None of that has stopped CVS from stocking CBD products. In a press release last week, the company said it was motivated by market forces and is responding to customer demand. There are lots of people in this country who would like to be able to buy heroin or meth at their local pharmacy, but I don’t see CVS giving in to those requests.

“Customer demand” might be an argument in favor of selling a new lip gloss, but with CBD products, consumers don’t know what they’re talking about. They heard about it on TV or on social media, so now they want it, believing that if CVS sells it, it must be a proven — and approved — remedy. But that’s no more true with CBD than it is with¬†other pseudo-scientific nonsense the company puts on its shelves like homeopathic remedies.

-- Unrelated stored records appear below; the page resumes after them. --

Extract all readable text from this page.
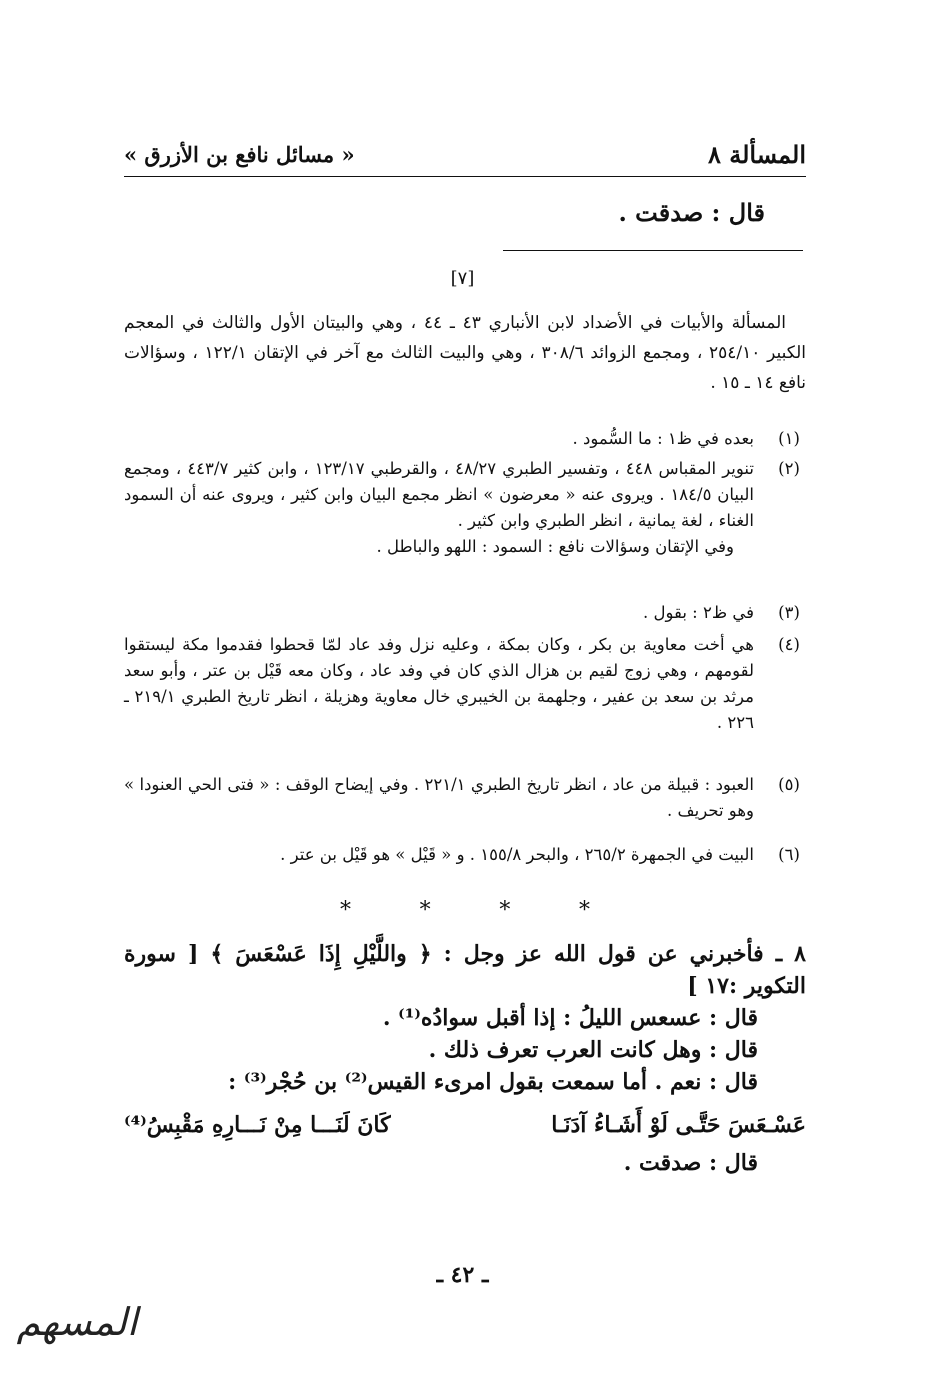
المسألة ٨
« مسائل نافع بن الأزرق »
قال : صدقت .
[٧]

المسألة والأبيات في الأضداد لابن الأنباري ٤٣ ـ ٤٤ ، وهي والبيتان الأول والثالث في المعجم الكبير ٢٥٤/١٠ ، ومجمع الزوائد ٣٠٨/٦ ، وهي والبيت الثالث مع آخر في الإتقان ١٢٢/١ ، وسؤالات نافع ١٤ ـ ١٥ .

(١)
بعده في ظ١ : ما السُّمود .
(٢)
تنوير المقباس ٤٤٨ ، وتفسير الطبري ٤٨/٢٧ ، والقرطبي ١٢٣/١٧ ، وابن كثير ٤٤٣/٧ ، ومجمع البيان ١٨٤/٥ . ويروى عنه « معرضون » انظر مجمع البيان وابن كثير ، ويروى عنه أن السمود الغناء ، لغة يمانية ، انظر الطبري وابن كثير .
وفي الإتقان وسؤالات نافع : السمود : اللهو والباطل .
(٣)
في ظ٢ : بقول .
(٤)
هي أخت معاوية بن بكر ، وكان بمكة ، وعليه نزل وفد عاد لمّا قحطوا فقدموا مكة ليستقوا لقومهم ، وهي زوج لقيم بن هزال الذي كان في وفد عاد ، وكان معه قَيْل بن عتر ، وأبو سعد مرثد بن سعد بن عفير ، وجلهمة بن الخيبري خال معاوية وهزيلة ، انظر تاريخ الطبري ٢١٩/١ ـ ٢٢٦ .
(٥)
العبود : قبيلة من عاد ، انظر تاريخ الطبري ٢٢١/١ . وفي إيضاح الوقف : « فتى الحي العنودا » وهو تحريف .
(٦)
البيت في الجمهرة ٢٦٥/٢ ، والبحر ١٥٥/٨ . و « قَيْل » هو قَيْل بن عتر .
*	*	*	*

٨ ـ فأخبرني عن قول الله عز وجل : ﴿ واللَّيْلِ إِذَا عَسْعَسَ ﴾ [ سورة التكوير :١٧ ]

قال : عسعس الليلُ : إذا أقبل سوادُه⁽¹⁾ .

قال : وهل كانت العرب تعرف ذلك .

قال : نعم . أما سمعت بقول امرىء القيس⁽²⁾ بن حُجْر⁽³⁾ :

عَسْـعَسَ حَتَّـى لَوْ أَشَـاءُ آدَنَـا
كَانَ لَنَـــا مِنْ نَـــارِهِ مَقْبِسُ⁽⁴⁾
قال : صدقت .
ـ ٤٢ ـ
المسهم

Of course, CVS is far from the first business to jump on the CBD bandwagon. When I was in Los Angeles last fall, I walked by a pizza place with this sign in the window:

You know there are people who order a pie thinking it will give them a buzz, which is the opposite of the way it worked when I smoked weed in college (weed first, munchies second!). At the very least, the consumers probably think they’re getting away with something, but it’s actually the pizzeria that is exploiting demand.

I have to share one other marijuana-related story from that California trip. As my Lyft driver took me from one place to another, he pointed and laughed at a large ad for a dispensary that will deliver weed to you with just a phone call (a la GrubHub). I asked what was so funny. He said he knew the owners of that company and, while business was good, they were having a lot of trouble finding enough people to make the deliveries — because they drug-test all applicants!

So, in order to deliver weed, you can’t have any in your system, and that includes CBD — a policy that seems about as logical as a Chinese restaurant testing its employees for traces of soy sauce.

I bet it won’t be long before CVS starts selling home drug kits that can test for traces of CBD in your system. Why not grab both sides of the coin?